On Wed, Sep 18, 2013 at 05:43:13PM -0700, Gordon Morehouse wrote:
Thanks, Roger. I'm still not sure what finally caused the OOM-killer crash this morning after almost a couple weeks (?) of uptime. I was also seeing additional clock jump messages but didn't have time to diagnose it. The Pi does not have a battery-backed RTC so it requires a clock set at each start, accomplished by 'ntpdate' and kept in time with, in my case, 'openntpd'. But, 'openntpd' wasn't complaining at the time of the clock jumps that were reported by Tor, and AFAIK 'ntpdate' is not scheduled to run periodically, so I don't know what's causing it yet.
The "Your system clock just jumped 100 seconds forward" messages are unlikely to be due to NTP. Much more likely the Tor daemon was blocked for a significant time period, due to swapping or similar.

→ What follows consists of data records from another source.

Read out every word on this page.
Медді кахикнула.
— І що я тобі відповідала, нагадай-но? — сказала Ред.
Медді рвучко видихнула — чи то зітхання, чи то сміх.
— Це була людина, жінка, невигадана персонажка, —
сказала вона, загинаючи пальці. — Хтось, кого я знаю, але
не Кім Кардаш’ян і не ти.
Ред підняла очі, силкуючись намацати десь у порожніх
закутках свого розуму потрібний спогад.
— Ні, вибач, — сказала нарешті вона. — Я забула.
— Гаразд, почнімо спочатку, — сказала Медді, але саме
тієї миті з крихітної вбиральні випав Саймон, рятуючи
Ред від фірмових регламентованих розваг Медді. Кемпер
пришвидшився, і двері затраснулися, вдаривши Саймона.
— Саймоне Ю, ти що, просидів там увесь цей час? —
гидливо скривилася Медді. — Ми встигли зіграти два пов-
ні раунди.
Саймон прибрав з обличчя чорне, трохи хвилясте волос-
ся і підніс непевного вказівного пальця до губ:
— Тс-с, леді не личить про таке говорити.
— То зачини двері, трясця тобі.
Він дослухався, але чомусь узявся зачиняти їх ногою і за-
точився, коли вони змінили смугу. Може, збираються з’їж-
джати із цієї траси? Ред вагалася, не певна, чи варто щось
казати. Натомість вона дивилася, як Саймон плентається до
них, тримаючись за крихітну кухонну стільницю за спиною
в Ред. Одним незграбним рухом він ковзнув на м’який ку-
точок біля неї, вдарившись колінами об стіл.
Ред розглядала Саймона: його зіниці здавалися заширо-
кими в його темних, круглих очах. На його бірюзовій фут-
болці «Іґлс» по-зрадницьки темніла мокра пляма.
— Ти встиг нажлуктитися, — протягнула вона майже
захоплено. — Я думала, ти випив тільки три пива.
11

What does top show? In particular the "Mem" and "Swap" lines, and the process line for the Tor process. Here's a large Xeon server running 4 Tor daemons:
top - 18:26:40 up 16 days, 18:18, 1 user, load average: 3.79, 3.95, 3.96 Tasks: 99 total, 4 running, 95 sleeping, 0 stopped, 0 zombie Cpu(s): 69.0%us, 5.1%sy, 0.0%ni, 19.4%id, 0.0%wa, 0.0%hi, 6.5%si, 0.0%st Mem: 8176824k total, 6361748k used, 1815076k free, 36336k buffers Swap: 0k total, 0k used, 0k free, 183736k cached
PID USER PR NI VIRT RES SHR S %CPU %MEM TIME+ COMMAND 14567 debian-t 20 0 2003m 1.8g 21m R 109 22.7 4477:00 tor 30171 debian-t 20 0 2390m 1.8g 20m R 100 23.6 13544:10 tor 18891 debian-t 20 0 1800m 1.5g 23m R 86 19.8 3134:31 tor 8798 debian-t 20 0 324m 149m 31m S 21 1.9 36:48.05 tor
A similar picture from your RPi might shed some light on the situation.